Yvette Urrea Moe, County of San Diego Communications Office
San Diego, CA–For most dogs, Fourth of July fireworks are an assault on their sensitive ears, and the explosive booms and shrill sounds are extremely frightening. Frequently, dogs who are kept outdoors or are unleashed escape yards or run away in panic putting themselves in danger.
Once your dog is on the run, they can get lost and not be able to return home on their own, they can be hit by a vehicle, or they can even be attacked by other animals.
If they’re lucky, a neighbor may be able to grab them before they get too far or run out in traffic and get hurt. But if the owner is not around, they often end up in the animal shelters.
“With many people becoming new dog owners over the past year, it is important to be alert to their dog’s reaction to fireworks. And if the noise is a problem for their dog, there are things they can do to help dogs feel safe and secure,” said County Animal Services Director Kelly Campbell. “We recommend keeping dogs inside and in a secure room as some dogs can have extreme panicky reactions that may include digging under, climbing over or even breaking through gates, screens, fences, windows and doors. The backup plan is microchipping your pet, in case they still manage to run away.”
Every year, dozens of dogs end up at shelters after fireworks shows.

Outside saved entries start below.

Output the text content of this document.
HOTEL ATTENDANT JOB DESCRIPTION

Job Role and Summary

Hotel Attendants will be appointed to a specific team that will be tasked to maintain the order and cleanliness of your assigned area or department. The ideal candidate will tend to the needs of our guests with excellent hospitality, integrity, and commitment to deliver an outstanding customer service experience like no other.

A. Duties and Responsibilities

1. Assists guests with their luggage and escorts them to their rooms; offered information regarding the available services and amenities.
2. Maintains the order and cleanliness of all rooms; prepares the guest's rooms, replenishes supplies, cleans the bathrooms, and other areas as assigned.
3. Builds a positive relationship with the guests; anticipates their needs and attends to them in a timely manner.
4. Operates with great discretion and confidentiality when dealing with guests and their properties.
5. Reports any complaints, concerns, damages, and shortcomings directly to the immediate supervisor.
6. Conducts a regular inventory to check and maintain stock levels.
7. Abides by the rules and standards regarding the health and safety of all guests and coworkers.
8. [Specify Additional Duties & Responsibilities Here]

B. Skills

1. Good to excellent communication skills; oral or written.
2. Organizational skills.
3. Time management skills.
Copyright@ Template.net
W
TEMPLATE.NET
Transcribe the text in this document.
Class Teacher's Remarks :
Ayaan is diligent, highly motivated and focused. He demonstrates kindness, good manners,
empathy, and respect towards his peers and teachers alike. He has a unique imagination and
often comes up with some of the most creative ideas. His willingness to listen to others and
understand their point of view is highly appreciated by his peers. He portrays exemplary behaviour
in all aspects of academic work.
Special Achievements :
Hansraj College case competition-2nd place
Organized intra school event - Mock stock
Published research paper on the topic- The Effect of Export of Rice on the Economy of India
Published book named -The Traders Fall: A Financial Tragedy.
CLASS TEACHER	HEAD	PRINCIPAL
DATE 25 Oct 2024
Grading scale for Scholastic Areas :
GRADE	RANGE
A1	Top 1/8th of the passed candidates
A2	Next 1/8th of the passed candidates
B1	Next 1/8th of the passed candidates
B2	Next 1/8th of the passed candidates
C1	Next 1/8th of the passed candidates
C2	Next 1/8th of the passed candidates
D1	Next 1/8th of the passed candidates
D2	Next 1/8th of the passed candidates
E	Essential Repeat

Some dogs are quickly reunited with their owners because they are licensed and microchipped. If your dog is not microchipped, residents in the unincorporated areas can get their dogs microchipped for a $20 fee at the County’s two shelters in Carlsbad and Bonita by calling (619) 767-2675 for an appointment.
Here are some additional tips on how to protect your pet this Fourth of July:
- Stay home with your dogs.
- Avoid taking your pet to fireworks displays. Keep your pets indoors in a sheltered, quiet area.
- Some dogs become destructive when frightened so remove dangerous objects your pet may chew. Leave a television or radio playing at normal volume to keep your pet company while you’re away.
- Never leave pets outside unattended, even in a fenced yard. In their fear, pets that normally wouldn’t leave the yard may escape and get lost.
- If you know your pet is seriously distressed by loud noises like thunder, consult your veterinarian to see if anxiety-relieving medication is appropriate.
- Do not leave your pet in the car. With only hot air to breathe inside a car, your pet can suffer serious health effects, even death, within minutes.
- If you are walking your dog near fireworks displays, be sure your pet is secured on a leash in case it tries to bolt.
If you find a lost pet in the unincorporated area of the County after the fireworks, call County Animal Services’ 24-hour emergency dispatch number at (619) 236-2341 so the animal can be cared for at the shelter. If you lose your pet, check the department’s lost and found page online.
If you see your dog is at County Animal Services, you can pick up your pet starting at 9:30 a.m. on Tuesday, July 5.